The Company’s liability under this warranty is limited solely to the repair or replacement of defective workmanship.
This warranty is only valid after the contract price and any addendums are paid in full and must be signed by an authorized representative of Roofsimple.
9. Force Majeure
The Company shall neither be liable for loss, damage, detention or delay nor be deemed to be in default for failure to perform when prevented from doing so by causes beyond its reasonable control, including but not limited to acts of war (declared or undeclared), Acts of God, fire, strike, pandemic, labor difficulties, acts or omissions of any governmental authority or of Customer, compliance with government regulations, insurrection or riot, embargo, delays or shortages in transportation or inability to obtain necessary labor, materials, or manufacturing facilities from usual sources or from defects or delays in the performance of its suppliers or subcontractors due to any of the foregoing enumerated causes. In the event of a delay due to any such cause, the date of delivery will be extended by a period equal to the delay plus a reasonable time to resume production.
10. Payment Terms
The Customer agrees that Services will not commence unless payment is provided within 30 days of the Company’s delivery of this Quote.

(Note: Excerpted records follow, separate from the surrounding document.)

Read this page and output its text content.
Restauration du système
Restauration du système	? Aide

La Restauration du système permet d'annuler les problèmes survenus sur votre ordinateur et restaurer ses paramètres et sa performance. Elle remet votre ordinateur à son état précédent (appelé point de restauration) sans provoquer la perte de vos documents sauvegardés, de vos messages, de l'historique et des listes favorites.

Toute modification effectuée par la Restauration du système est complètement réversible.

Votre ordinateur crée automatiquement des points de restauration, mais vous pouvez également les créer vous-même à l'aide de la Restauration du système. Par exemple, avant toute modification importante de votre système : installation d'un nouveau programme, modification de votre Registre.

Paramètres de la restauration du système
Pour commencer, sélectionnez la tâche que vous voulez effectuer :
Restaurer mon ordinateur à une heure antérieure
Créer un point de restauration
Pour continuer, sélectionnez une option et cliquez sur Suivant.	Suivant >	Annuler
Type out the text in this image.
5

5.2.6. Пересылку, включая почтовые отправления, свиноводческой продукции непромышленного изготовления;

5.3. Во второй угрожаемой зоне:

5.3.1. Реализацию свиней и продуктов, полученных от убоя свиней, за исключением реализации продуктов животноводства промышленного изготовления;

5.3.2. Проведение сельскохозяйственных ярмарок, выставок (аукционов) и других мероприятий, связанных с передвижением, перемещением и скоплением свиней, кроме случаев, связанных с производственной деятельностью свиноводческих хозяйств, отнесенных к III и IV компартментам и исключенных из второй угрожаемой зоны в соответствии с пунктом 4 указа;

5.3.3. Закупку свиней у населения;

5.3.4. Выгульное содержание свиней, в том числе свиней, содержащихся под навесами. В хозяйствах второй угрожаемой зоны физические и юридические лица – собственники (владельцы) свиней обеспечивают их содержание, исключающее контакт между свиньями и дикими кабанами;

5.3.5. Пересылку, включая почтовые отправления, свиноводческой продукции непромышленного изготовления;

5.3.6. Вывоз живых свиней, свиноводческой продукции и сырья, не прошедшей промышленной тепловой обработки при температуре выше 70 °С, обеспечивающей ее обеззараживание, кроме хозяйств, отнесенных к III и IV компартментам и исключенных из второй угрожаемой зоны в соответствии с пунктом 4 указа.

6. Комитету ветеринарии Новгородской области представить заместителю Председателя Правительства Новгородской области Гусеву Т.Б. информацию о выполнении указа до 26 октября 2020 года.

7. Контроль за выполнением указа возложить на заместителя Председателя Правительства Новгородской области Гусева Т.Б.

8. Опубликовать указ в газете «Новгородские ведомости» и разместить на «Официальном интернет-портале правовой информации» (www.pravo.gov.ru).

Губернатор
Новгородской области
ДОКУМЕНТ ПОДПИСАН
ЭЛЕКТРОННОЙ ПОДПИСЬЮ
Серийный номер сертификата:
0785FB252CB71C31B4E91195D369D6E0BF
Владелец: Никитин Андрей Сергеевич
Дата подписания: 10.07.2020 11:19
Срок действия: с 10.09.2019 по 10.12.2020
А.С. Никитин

By signing below, the Customer acknowledges that they have read, understood, and agreed to these Terms and Conditions and received a copy.
11. Applicable Law; Forum.
The parties agree that unless otherwise agreed in writing, these Terms and Conditions shall in all respects be governed by and construed in accordance with the laws of the Commonwealth of Virginia. Customer agrees to comply with all legal requirements applicable to Customer. Any legal suit, action, or proceeding arising out of or relating to these Terms and Conditions shall be instituted in the courts of the Commonwealth of Virginia, and each party irrevocably submits to the exclusive jurisdiction of such courts in any such suit, action, or proceeding. No action in law or equity arising out of any Quote or these Terms and Conditions may be brought by Customer more than one (1) year after the cause of action has first arisen. The Company shall have the right to collect from the Customer its reasonable expenses, including attorneys’ fees, incurred in enforcing these Terms and Conditions. The rights and obligations herein shall survive completion of the final payment under an Order.